Influxdb 2.0 upgrade does not save data

I am trying to upgrade a number of databases to influxdb 2.0.6. I am trying to use the automatic upgrade via docker. I was able to upgrade successful on a instance will a small amount of data. When trying a larger system, the container runs for a long time then the docker container exist and all the ported data seems to be deleted. While its running I can see the data folder get larger and larger but then empties at the end. How can I see what the issue is? Nothing useful gets output before the docker container exists.
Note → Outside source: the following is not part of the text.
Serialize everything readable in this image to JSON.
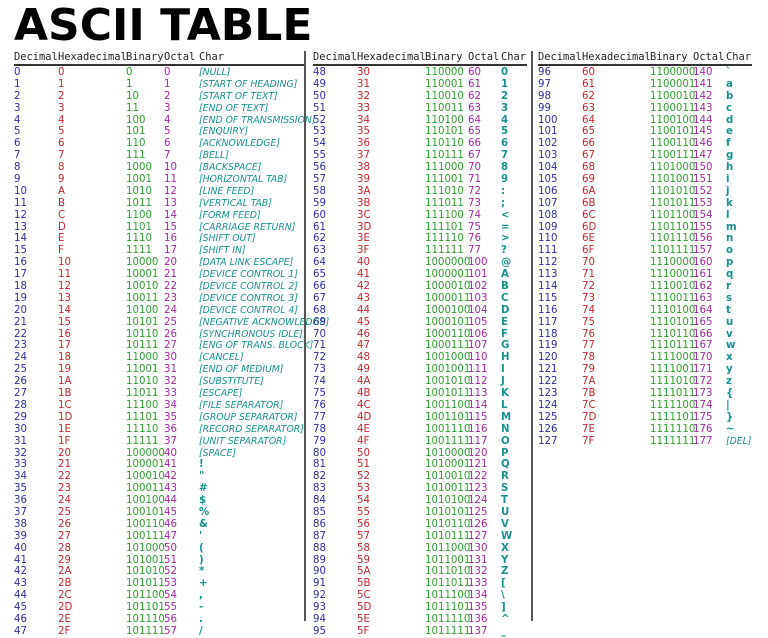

some sample logs during upgrade:
{“level”:“info”,“ts”:1620427896.4258375,“caller”:“upgrade/database.go:222”,“msg”:“Computed disk space”,“free”:“185 GB”,“required”:“130 GB”}
{“level”:“info”,“ts”:1620427896.4259303,“caller”:“upgrade/database.go:51”,“msg”:“Upgrading databases”}
{“level”:“warn”,“ts”:1620429548.3894737,“caller”:“upgrade/database.go:157”,“msg”:“Empty retention policy”}
{“level”:“warn”,“ts”:1620429941.7302792,“caller”:“upgrade/database.go:157”,“msg”:“Empty retention policy”}

Last logs before exit.

2021-05-07T23:54:08.675557Z info Reindexing TSM data {“log_id”: “0TzJpzol000”, “service”: “storage-engine”, “engine”: “tsm1”, “db_shard_id”: 10730}
2021-05-07T23:54:08.782569Z info Opened file {“log_id”: “0TzJpzol000”, “service”: “storage-engine”, “engine”: “tsm1”, “service”: “filestore”, “path”: “/var/lib/influxdb2/engine/data/ea9cdcba4a85f27b/autogen/3637/000000011-000000002.tsm”, “id”: 0, “duration”: “548.986ms”}
2021-05-07T23:54:08.783183Z info Reindexing TSM data {“log_id”: “0TzJpzol000”, “service”: “storage-engine”, “engine”: “tsm1”, “db_shard_id”: 3637}

folder before exit:

117G influxdata2

folder after exit:

17M influxdata2

what version of InfluxDB are you starting with? and I’m going to assume that since you’ve got a ton of data that it’s been around for awhile?

1.7.8. Should I try a 1.x upgrade first?

We didn’t explicitly test a pre-1.8.x upgrade. So, yeah, I would recommend that first. I’m not going to claim that this will definitively fix it. But it is worth eliminating that as an issue first.

@Hank_Beasley a few more questions to help debugging:

  • Are you stopping the container manually, or is it stopping automatically for some reason?
  • After shutdown, what’s the 17M that’s left behind in the influxdata2 volume?

The entry-point script in the container has logic to auto-clean data files if automated setup/upgrade hits an error or is interrupted (to help make the container idempotent), but I’d expect to see a log that says "cleaning bolt and engine files to prevent conflicts on retry" if that logic was triggering.

@Hank_Beasley you’re probably hitting this issue: Upgrade error rm: cannot remove '/var/lib/influxdb2/engine/wal/4d18dcaf0212e7bd/autogen/456': Directory not empty · Issue #471 · influxdata/influxdata-docker · GitHub. I’m working on a fix today.

Thanks for following up. I was able to get this upgrade to work once by upgrading to 1.8.5 first, running the influxdb command line consistency checks, and increasing server memory. I am not sure what actually resolved the issue. The upgrade was temporary in a test environment. I will need to attempt the same upgrade again this week for the production environment.